Merci de ton retour dessus.

Vu pas plus tard que ce soir même, et c’est vrai que le film est sacrément bien usiné, si on me pardonne ce lamentable jeu de mots.
Bardem est formidable, parfois très subtil dans ses effets, et sachant parfois aussi à l’inverse les « outrer » juste ce qu’il faut pour porter la veine purement comique du film.
Un vernis comique qui cache néanmoins une noirceur assez prononcée dans sa charge contre ce type de personnage, tour-à-tour identifié à un parrain de la Mafia (la référence au « Parrain »), un père (censément protecteur mais symboliquement incestueux, aussi) voire carrément à Dieu (le découpage de l’action en 7 jours est assez éloquent à ce titre).

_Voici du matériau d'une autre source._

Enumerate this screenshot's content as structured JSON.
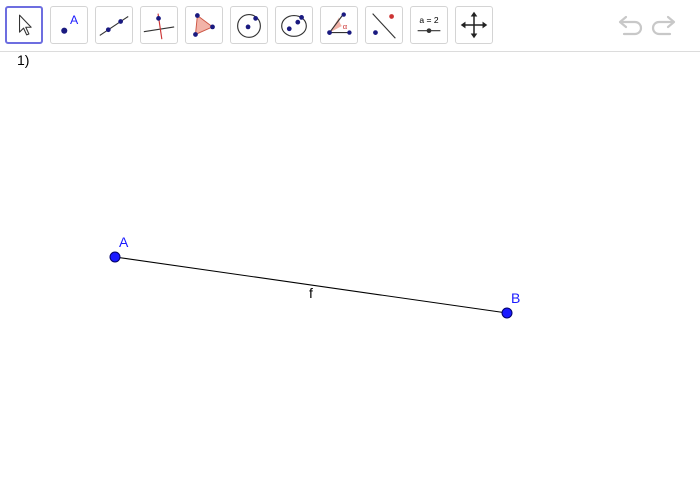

La charge anti-capitaliste est beaucoup moins « édulcorée » que le ton du film ne le laisse penser : le récit, à montrer ainsi l’empiètement (l’extension, pour paraphraser Houellebecq) du domaine professionnel sur toutes les sphères du privé (dans le sens de l’intimité, j’entends), nous montre bien que oui, à sa façon « douce », le capitalisme est bien un totalitarisme.
Une nouvelle preuve de la forme assez insolente du cinéma espagnol en ce moment, pour ce qui est de ses meilleurs représentants en tout cas (le gros de la production par ailleurs reste encore assez médiocre, quand même, à ce qu’il semble).